Der grobe Abriß der Story läßt es bereits erahnen: Petry bediente sich nicht nur großzügig bei seinem selbst proklamierten Vorbild „American Graffiti“ von George Lucas, der Einfluß von Richard Linklater’s „Dazed and Confused“ ist noch wesentlich deutlicher. So wirkt die in Linklater’s Teenie-Portrait von Matthew McCounaghey verkörperte Figur wie eine Blaupause, deren fertiges Modell in „Schule“ Stone heißt: Ein ehemaliger Schüler, der den Absprung nicht geschafft hat, und sich jetzt in der vergänglichen Bewunderung der jungen Mädels sonnt, aber eigentlich nichts mehr zu erreichen hat. Aber auch wenn der Soundtrack des öfteren „Dazed and Confused“ zitiert: Petry hat nicht einfach Handlung und Typen von den beiden Vorbildern zusammen geklaut. Die Quellen der Inspiration wurden gewissenhaft bearbeitet, aktualisiert und aufgepeppt, so daß „Schule“ genau das ist, was es werden sollte: Der deutsche „American Graffiti“ fürs Jahr 2000.

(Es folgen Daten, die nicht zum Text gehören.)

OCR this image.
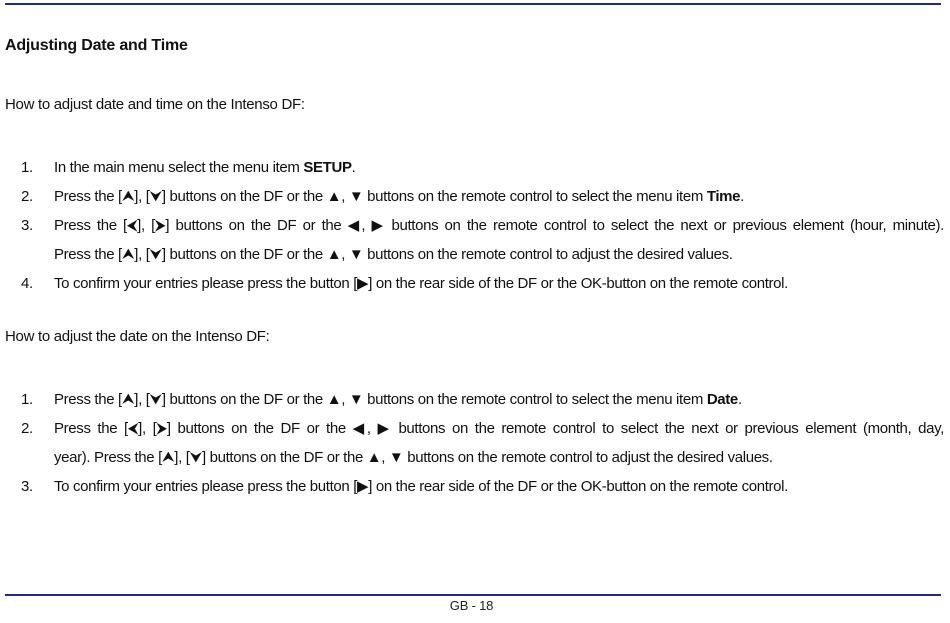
Adjusting Date and Time
How to adjust date and time on the Intenso DF:
1. In the main menu select the menu item SETUP.
2. Press the [⮝], [⮟] buttons on the DF or the ▲, ▼ buttons on the remote control to select the menu item Time.
3. Press the [⮜], [⮞] buttons on the DF or the ◀, ▶ buttons on the remote control to select the next or previous element (hour, minute).
Press the [⮝], [⮟] buttons on the DF or the ▲, ▼ buttons on the remote control to adjust the desired values.
4. To confirm your entries please press the button [▶] on the rear side of the DF or the OK-button on the remote control.
How to adjust the date on the Intenso DF:
1. Press the [⮝], [⮟] buttons on the DF or the ▲, ▼ buttons on the remote control to select the menu item Date.
2. Press the [⮜], [⮞] buttons on the DF or the ◀, ▶ buttons on the remote control to select the next or previous element (month, day,
year). Press the [⮝], [⮟] buttons on the DF or the ▲, ▼ buttons on the remote control to adjust the desired values.
3. To confirm your entries please press the button [▶] on the rear side of the DF or the OK-button on the remote control.
GB - 18
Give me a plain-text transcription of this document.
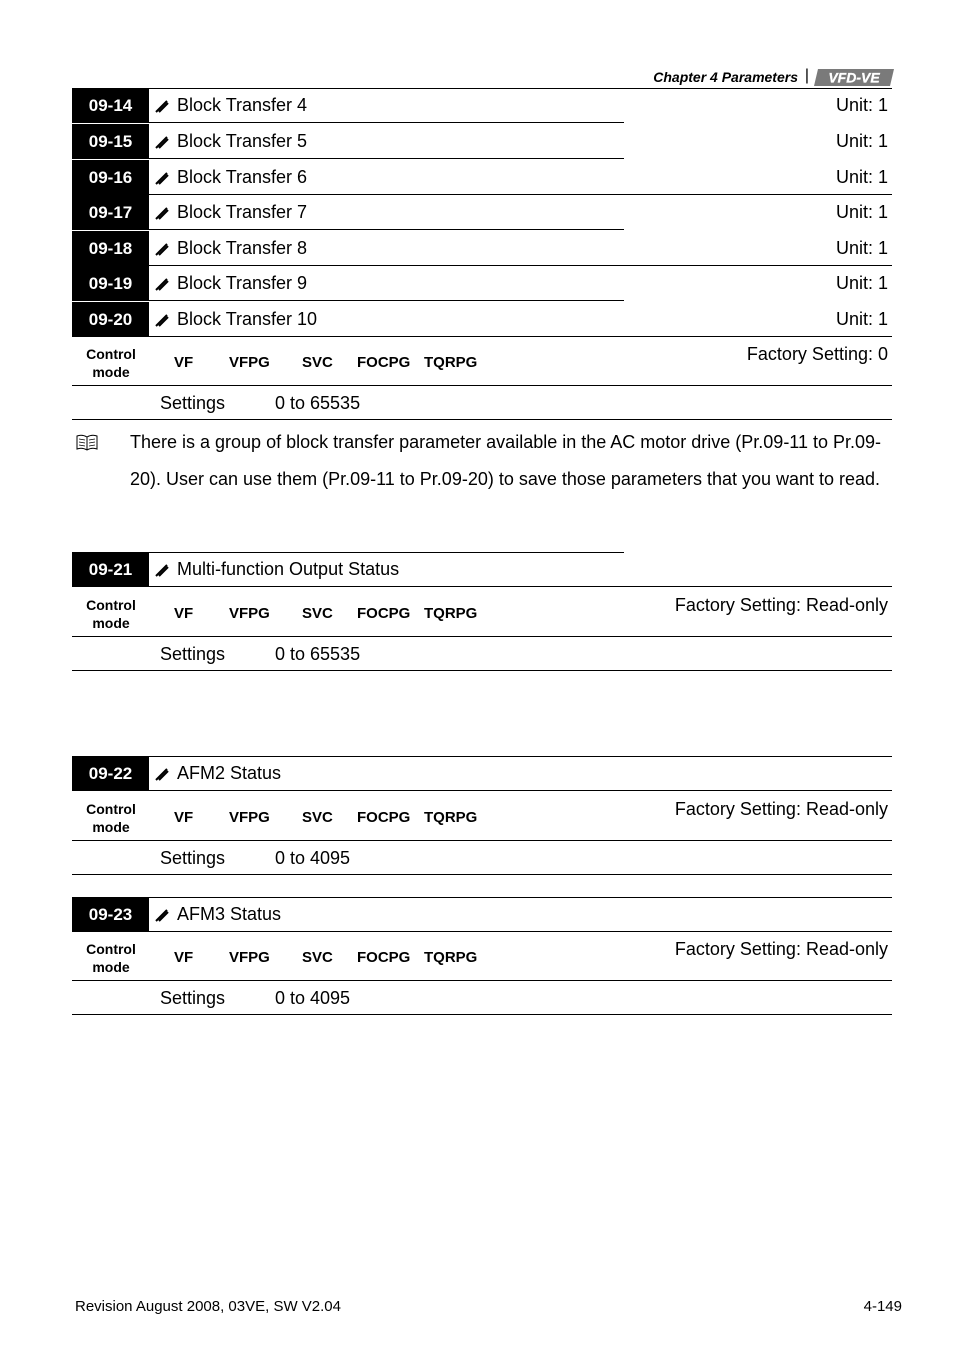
Chapter 4 Parameters | VFD-VE
09-14	Block Transfer 4	Unit: 1
09-15	Block Transfer 5	Unit: 1
09-16	Block Transfer 6	Unit: 1
09-17	Block Transfer 7	Unit: 1
09-18	Block Transfer 8	Unit: 1
09-19	Block Transfer 9	Unit: 1
09-20	Block Transfer 10	Unit: 1
Control
mode
VF VFPG SVC FOCPG TQRPG	Factory Setting: 0
Settings	0 to 65535
There is a group of block transfer parameter available in the AC motor drive (Pr.09-11 to Pr.09-20). User can use them (Pr.09-11 to Pr.09-20) to save those parameters that you want to read.
09-21	Multi-function Output Status
Control
mode
VF VFPG SVC FOCPG TQRPG	Factory Setting: Read-only
Settings	0 to 65535
09-22	AFM2 Status
Control
mode
VF VFPG SVC FOCPG TQRPG	Factory Setting: Read-only
Settings	0 to 4095
09-23	AFM3 Status
Control
mode
VF VFPG SVC FOCPG TQRPG	Factory Setting: Read-only
Settings	0 to 4095
Revision August 2008, 03VE, SW V2.04	4-149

Natürlich ist Petrys Film bei weitem nicht perfekt. So wirken einige bemüht auf komisch gemachte Szenen doch stark wie ein Zugeständnis ans „Amerian Pie“- und „Harte Jungs“-geschädigte Publikum, sind ansonsten aber eher deplaziert. Des weiteren zitiert der Film einige Stereotypen zu viel, was aber bei einem ambitionierten und möglichst viel umfassenden Projekt wie diesem auch nur schwer zu vermeiden ist.
Hervorragend dagegen ist die Arbeit im Detail: Man merkt, daß Petry dem Alter seiner Protagonisten selbst kaum entwachsen ist, Auge und Ohr sind für Outfit, Gebaren und Slang der Jugend immer noch geschärft. Die typischen herzlosen Gemeinheiten, die man sich auch unter Freunden und Geschwistern fortlaufend an die Köpfe wirft, wohl wissend, daß sie schmerzen, sind ebenso präsent wie das zur Zeit aktuelle Fachjargon. Und die Themenpalette ist dabei original oberflächlich: Poppen, saufen, kiffen, pauken. Um viel mehr geht’s in dieser Phase einfach nicht.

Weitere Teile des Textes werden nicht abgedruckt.